Il quinto capitolo espone compiutamente le vicende dell'assemblea di Ankara e del consolidarsi della sua credibilità. Con l'occupazione di Costantinopoli del 16 marzo 1920 gli inglesi fecero a Mustafa Kemal il miglior regalo possibile, consentendogli di rimanere unico interlocutore sulla scena ed avallando de facto la sua carica di capo di stato. Il capo di uno stato smembrato ed occupato, che non tarderà a perseguire gli scopi dell'unificazione dell'Anatolia e della lotta alle occupazioni straniere. Per questi obiettivi Kemal non esiterà a servirsi, con la consueta disinvoltura, degli ottimi rapporti diplomatici fatti intessere con i sovietici, così come non esiterà davanti alla repressione dei curdi e degli armeni.
Il sesto capitolo tratta di quella che la storiografia turca indica a tutt'oggi come guerra di indipendenza; la risposta vittoriosa all'espansionismo greco, sui cui incidenti di percorso come il sacco di Smirne Kemal non amò mai soffermarsi eccessivamente negli anni a seguire.

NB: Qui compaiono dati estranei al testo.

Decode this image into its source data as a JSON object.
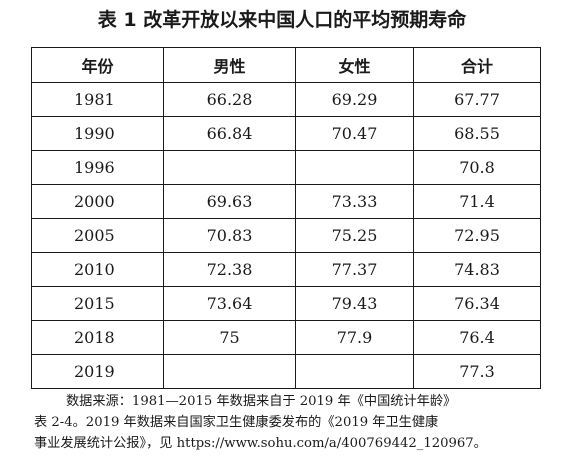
{
  "title": "表 1  改革开放以来中国人口的平均预期寿命",
  "table": {
    "headers": [
      "年份",
      "男性",
      "女性",
      "合计"
    ],
    "rows": [
      {
        "year": "1981",
        "male": "66.28",
        "female": "69.29",
        "total": "67.77"
      },
      {
        "year": "1990",
        "male": "66.84",
        "female": "70.47",
        "total": "68.55"
      },
      {
        "year": "1996",
        "male": "",
        "female": "",
        "total": "70.8"
      },
      {
        "year": "2000",
        "male": "69.63",
        "female": "73.33",
        "total": "71.4"
      },
      {
        "year": "2005",
        "male": "70.83",
        "female": "75.25",
        "total": "72.95"
      },
      {
        "year": "2010",
        "male": "72.38",
        "female": "77.37",
        "total": "74.83"
      },
      {
        "year": "2015",
        "male": "73.64",
        "female": "79.43",
        "total": "76.34"
      },
      {
        "year": "2018",
        "male": "75",
        "female": "77.9",
        "total": "76.4"
      },
      {
        "year": "2019",
        "male": "",
        "female": "",
        "total": "77.3"
      }
    ]
  },
  "source": {
    "line1": "数据来源：1981—2015 年数据来自于 2019 年《中国统计年龄》",
    "line2": "表 2-4。2019 年数据来自国家卫生健康委发布的《2019 年卫生健康",
    "line3": "事业发展统计公报》，见 https://www.sohu.com/a/400769442_120967。"
  }
}
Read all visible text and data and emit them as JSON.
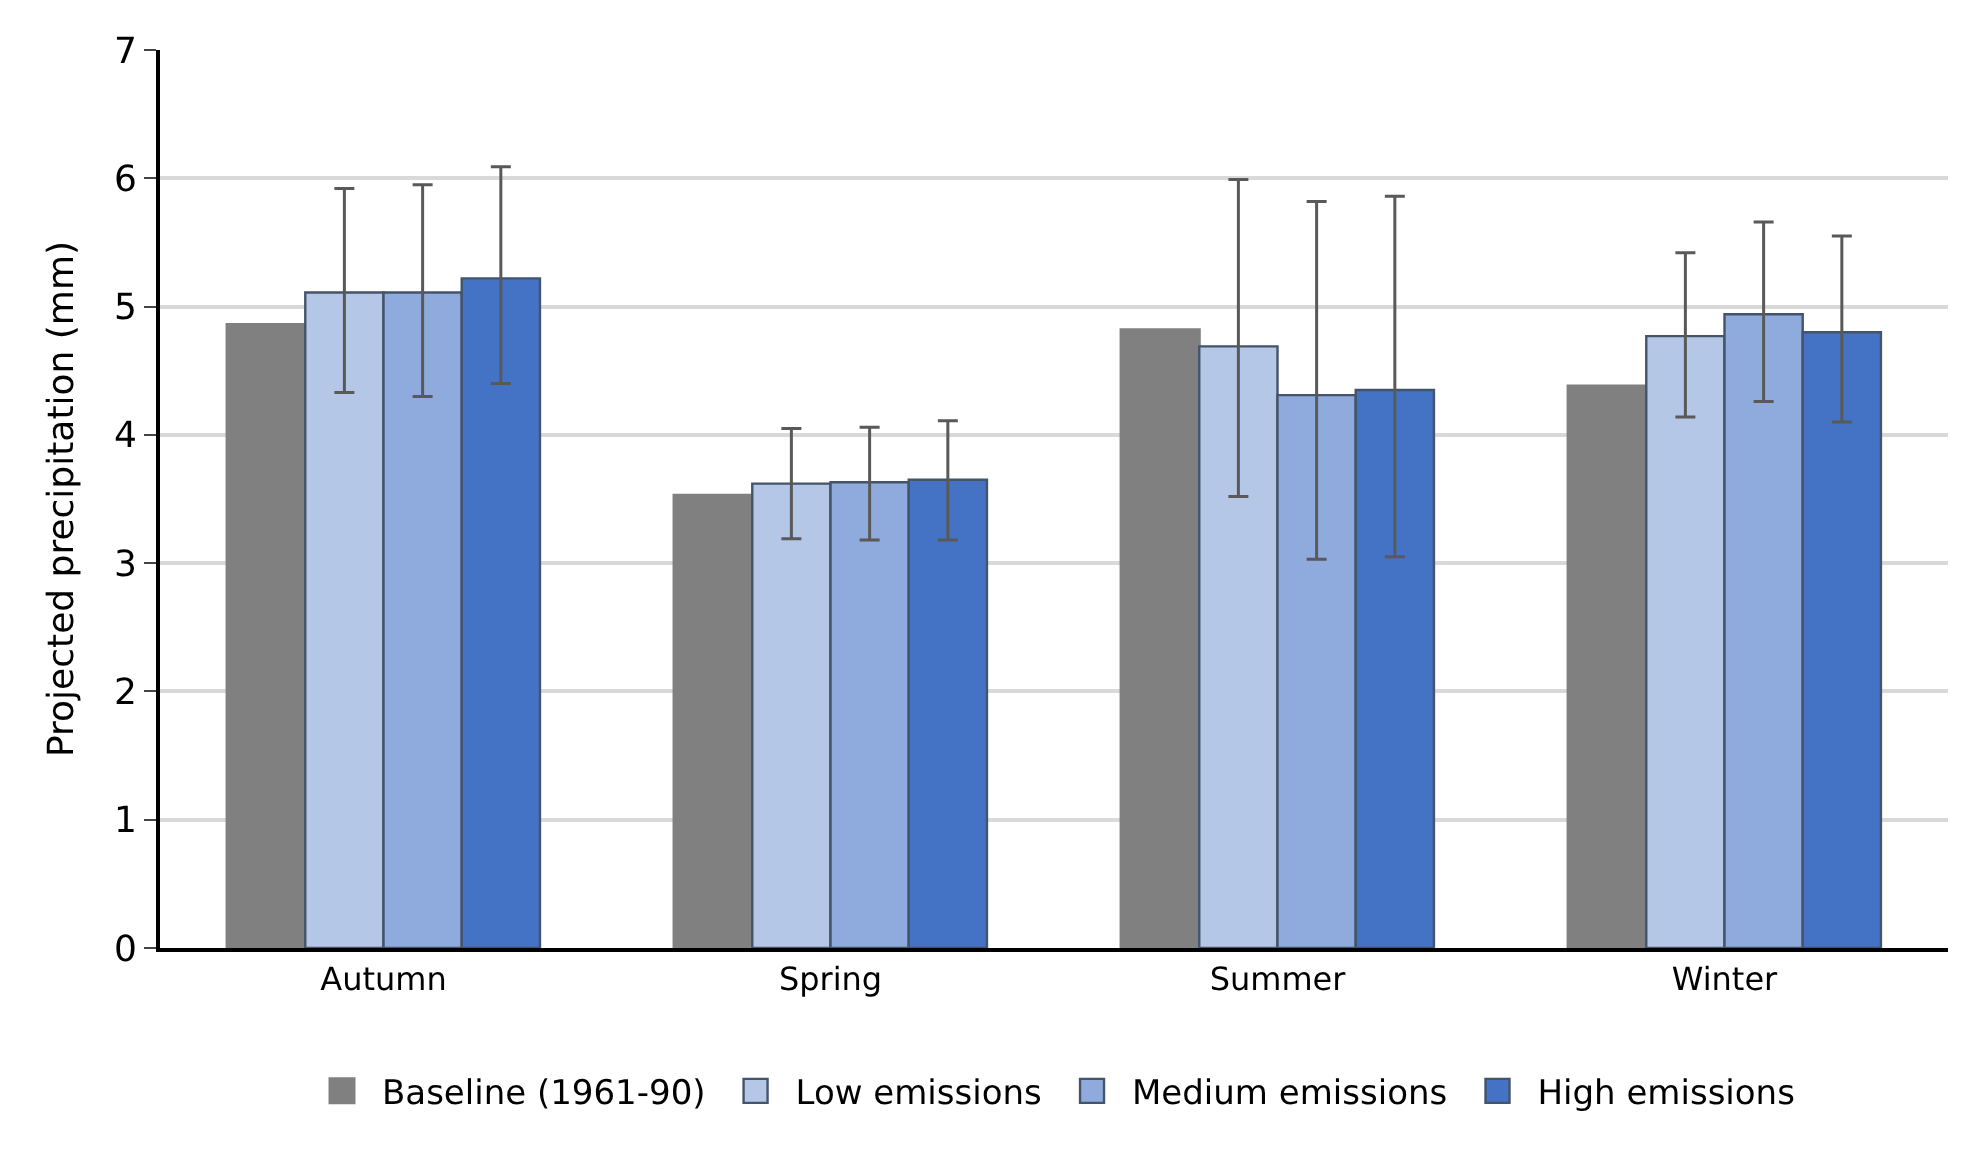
{
  "chart_data": {
    "type": "bar",
    "ylabel": "Projected precipitation (mm)",
    "categories": [
      "Autumn",
      "Spring",
      "Summer",
      "Winter"
    ],
    "series": [
      {
        "name": "Baseline (1961-90)",
        "color": "#808080",
        "values": [
          4.86,
          3.53,
          4.82,
          4.38
        ]
      },
      {
        "name": "Low emissions",
        "color": "#b4c7e7",
        "values": [
          5.11,
          3.62,
          4.69,
          4.77
        ],
        "errors": [
          [
            4.33,
            5.92
          ],
          [
            3.19,
            4.05
          ],
          [
            3.52,
            5.99
          ],
          [
            4.14,
            5.42
          ]
        ]
      },
      {
        "name": "Medium emissions",
        "color": "#8faadc",
        "values": [
          5.11,
          3.63,
          4.31,
          4.94
        ],
        "errors": [
          [
            4.3,
            5.95
          ],
          [
            3.18,
            4.06
          ],
          [
            3.03,
            5.82
          ],
          [
            4.26,
            5.66
          ]
        ]
      },
      {
        "name": "High emissions",
        "color": "#4472c4",
        "values": [
          5.22,
          3.65,
          4.35,
          4.8
        ],
        "errors": [
          [
            4.4,
            6.09
          ],
          [
            3.18,
            4.11
          ],
          [
            3.05,
            5.86
          ],
          [
            4.1,
            5.55
          ]
        ]
      }
    ],
    "ylim": [
      0,
      7
    ],
    "yticks": [
      0,
      1,
      2,
      3,
      4,
      5,
      6,
      7
    ],
    "grid": "y",
    "legend": "bottom"
  }
}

Il settimo capitolo presenta un lungo excursus sui primi otto anni di vita della Repubblica Turca: dagli armistizi del 1922 al trattato di Losanna, dal congresso di Smirne alla fine del califfato e dell'impero fino alla proclamazione della repubblica a suffragio universale, la nascita, i primi compromessi, le prime realizzazioni del nuovo stato. I bipartitismi di facciata, il rapido trasformarsi dell'assetto istituzionale in chiave autoritaria, la lotta a coltello contro il cosiddetto "oriente pittoresco" per l'occidentalizzazione intransigente della cultura materiale sono trattati diffusamente. Il discorso alla gioventù turca del 1927 e la riforma dell'alfabeto, introdotta dopo lunghi studi e adattamenti nel 1928, chiudono il capitolo.
Il Mustafa Kemal "visionario e realista" è argomento dell'ottavo capitolo: il consolidarsi di un assetto politico basato su un partito-stato detentore delle leve militari e della burocrazia che otterrà un consenso soltanto epidermico, la modernizzazione delle istituzioni, la laicizzazione condotta a passo di carica fino alla riforma del diritto di famiglia del 1934 che impose a tutti i cittadini l'adozione di un cognome: un capitolo centrato sui pregi ed i limiti di quel kemalismo il cui fondatore, di cui più volte nel testo si ricordano le abitudini di vita che sconfinavano in veri e propri abusi per la salute, andò declinando rapidamente, per morire a meno di sessant'anni.
Il nono capitolo espone succintamente la storia della Turchia successiva alla scomparsa del suo fondatore, del quale l'autore auspica la permanenza come figura de-ideologicizzata di riferimento patriottico in un momento storico in cui molte delle istanze e delle realtà geopolitiche alla base del kemalismo non esistono più o si sono radicalmente trasformate.

Fabio L. Grassi, Atatürk - Il fondatore della Tirchia Moderna, Roma, Salerno ed., 2009. 450 pp.